Create your final build, get a few hundred to a few thousand Avast Hardened Mode users to white list it, and it will stop popping up warnings for future users.
This is an ongoing issue for Unity developers, I don’t think Avast is trying very hard, if the executable contains networking code, Avast thinks it is malware! Do we have to pay Avast to white-list our products next, or do we just rename the executable to “turn_off_your_stupid_antivirus_if_you_want_to_play.exe”?
Someone needs an update to their sarcasm detector. My point is that Avast Hardened Mode is designed so this is a problem for any new software - that’s the entire point of enabling Hardened Mode in the first place. Enough of your users need to specifically white list your software for Avast Hardened Mode to stop flagging it.
That will require a significant user base of your game, since Avast isn’t the most common anti-virus software (Windows Defender is), and Hardened Mode isn’t even the default setting for Avast - Avast users have to specifically look for and enable the feature, so its likely a fairly small percentage of even Avast users that have Hardened Mode turned on.
Personally I wouldn’t worry too much about it. Avast Hardened Mode users encounter this issue every time they install any relatively obscure software, not just your game.
Well I’ve got Hardened Mode turned on, that’s how I noticed it in the first place. And nothing I’ve ever downloaded from Steam has triggered it, not even obscure indie titles. So how do I do what they did?
I’ve noticed avast being picky about unity builds on windows standalone for a long time. I don’t run hardened mode either, but it seems to frequently decide the built exe is dangerous and makes me wait while scanning it, before declaring it safe.

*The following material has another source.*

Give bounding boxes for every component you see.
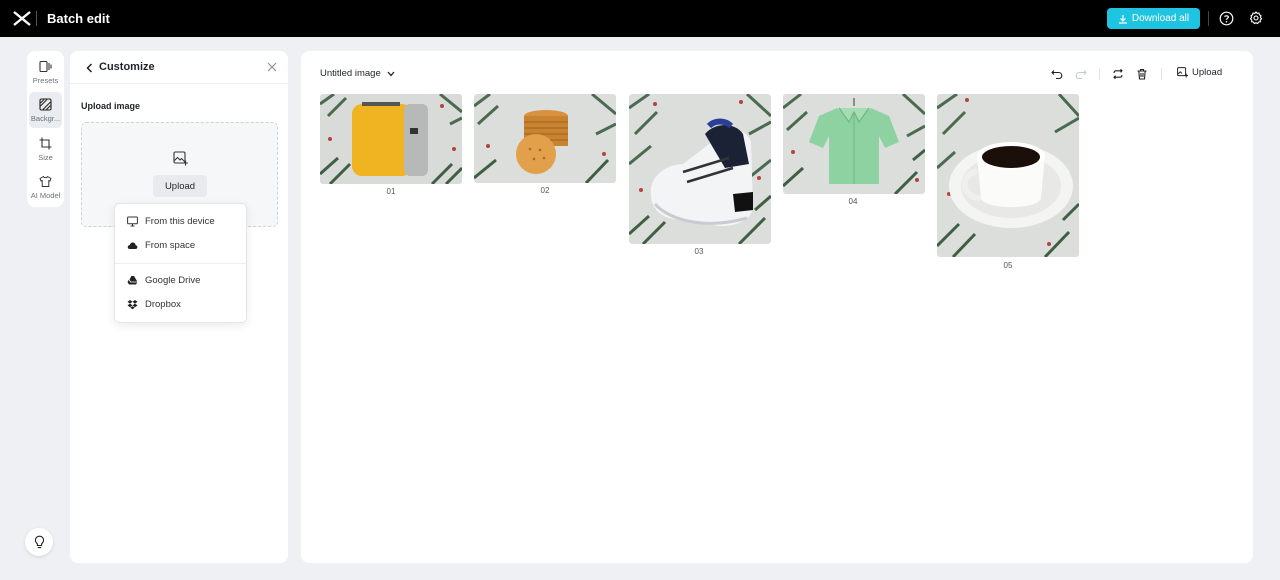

I have often considered jumping ship from avast specifically for this annoyance.
(Not to mention the questionable practice of avast having charged several people I know money when they had supposedly never given their card info over - but that’s just a conspiracy theory for now haha)

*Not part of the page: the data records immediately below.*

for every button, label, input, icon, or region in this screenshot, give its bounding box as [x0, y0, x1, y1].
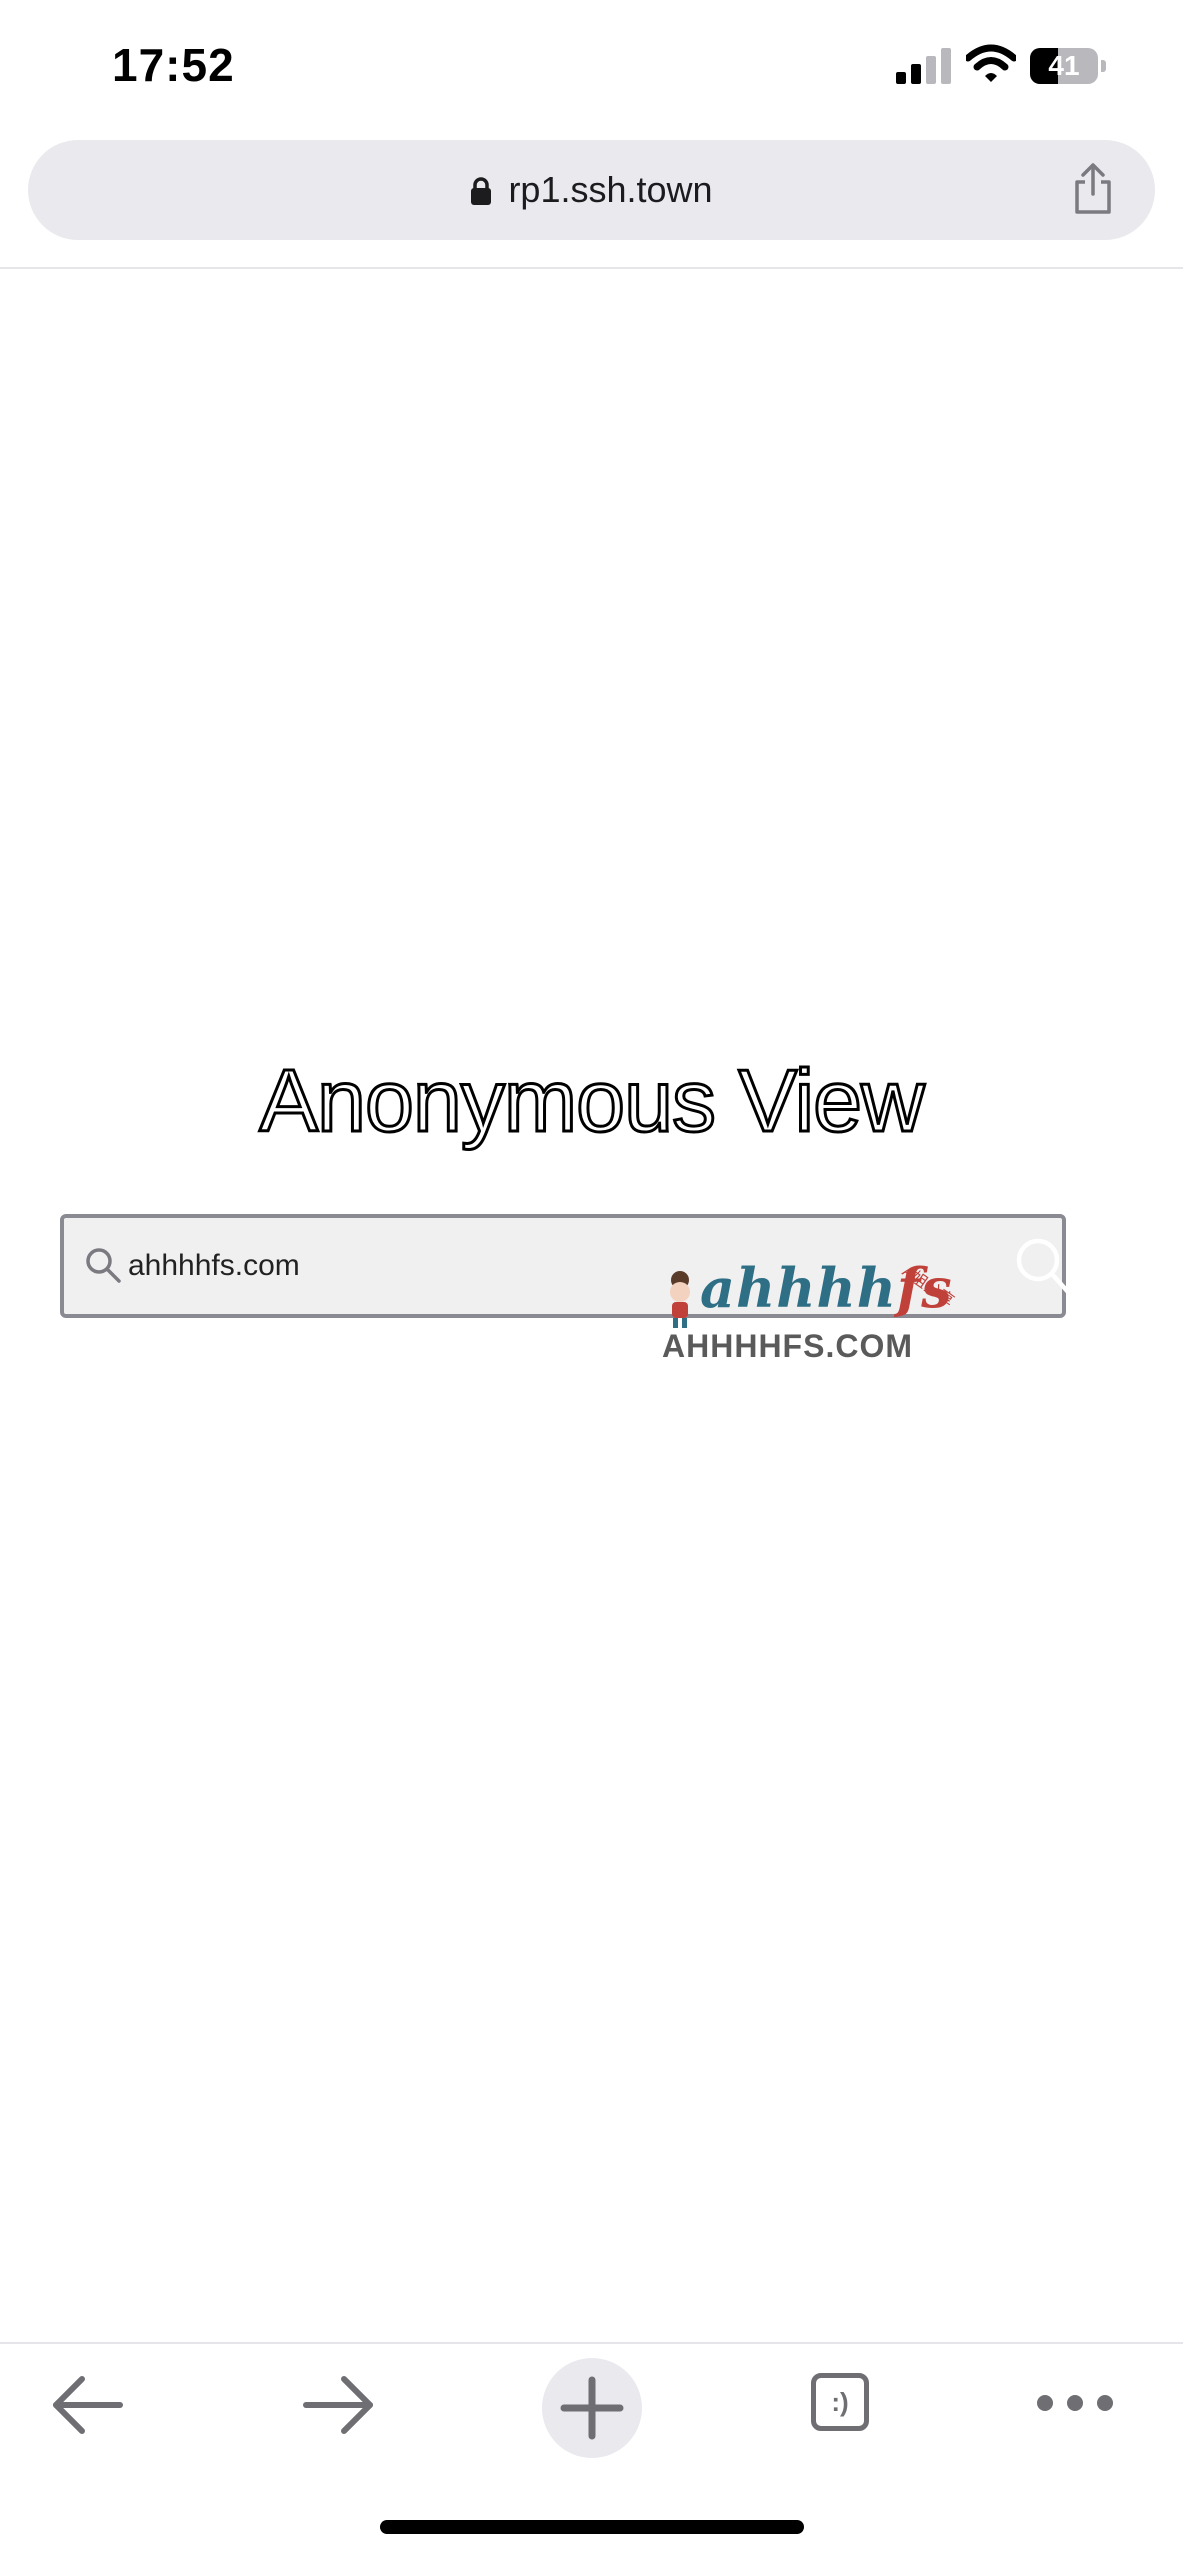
watermark-figure-icon: [670, 1271, 690, 1328]
status-bar: 17:52 41: [0, 0, 1183, 130]
search-input[interactable]: [124, 1218, 688, 1314]
back-arrow-icon[interactable]: [48, 2370, 128, 2440]
address-bar[interactable]: rp1.ssh.town: [28, 140, 1155, 240]
tabs-label: :): [831, 2387, 849, 2417]
url-text[interactable]: rp1.ssh.town: [508, 169, 712, 211]
page-title: Anonymous View: [258, 1050, 926, 1152]
url-container[interactable]: rp1.ssh.town: [28, 140, 1155, 240]
lock-icon: [471, 177, 492, 205]
watermark: ahhhhfs A姐分享 AHHHHFS.COM: [662, 1256, 982, 1372]
new-tab-button[interactable]: [542, 2358, 642, 2458]
more-icon[interactable]: [1030, 2378, 1120, 2428]
home-indicator: [380, 2520, 804, 2534]
battery-icon: 41: [1030, 48, 1108, 84]
battery-body: 41: [1030, 48, 1098, 84]
tabs-button[interactable]: :): [808, 2370, 878, 2440]
search-icon: [86, 1248, 121, 1283]
header-divider: [0, 267, 1183, 269]
wifi-icon: [966, 44, 1016, 82]
bottom-toolbar: :): [0, 2344, 1183, 2464]
share-icon[interactable]: [1070, 162, 1116, 216]
battery-cap: [1101, 60, 1106, 72]
status-time: 17:52: [112, 39, 235, 91]
cellular-signal-icon: [896, 48, 951, 84]
forward-arrow-icon[interactable]: [298, 2370, 378, 2440]
watermark-logo-main: ahhhh: [700, 1256, 898, 1320]
battery-level: 41: [1048, 50, 1080, 81]
watermark-domain: AHHHHFS.COM: [662, 1328, 913, 1364]
search-submit-icon[interactable]: [1014, 1236, 1070, 1296]
plus-icon: [560, 2376, 624, 2440]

I still want to know what all those other indie Unity games did right to release on Steam without this problem when they have so few players.
To be honest, I recently switched to Avira. Not because of this issue, but because Avast was making my system slow. After googling it and seeing other peoples’ complaints in various years and no clear workaround or fix, I decided Avast just Sucks Now. Too bad. It used to be the best. But I guess that’s the PC Platform circle of life for you. Get huge by doing right what the previous king of your niche did wrong, run out of venture capital, then some bigger corporation comes along and buys you out, and starts doing new wrong things to your loyal customer base. Rinse and repeat.
So recently i reinstalled avast free antivirus (i uninstalled it because of some problems) and when it was installed i was greated with worse problems that i had before uninstalling it.
Before i uninstalled it i usually ran a scan one a week and completely disabled it when i wasn’t using it, however for some reason in the task manager “avast service” was using 100% disk with over 60Mbps usage. i really didn’t understand why so i just uninstalled it for some time.
But now after installing it agian i have the exact same issue except whenever i run a scan it asks me to buy pro if i want it to remove the virus. this has caused alot of issues (you can probably guess why) and i was just wondering if avast free antivirus just becomes a scam or if i’ve just completely broken avast.
I have moved to the free version of Bitdefender AV and advanced version of Bitdefender for my office work i.e Bitdefender Total security. No issues till now. Noth performing well.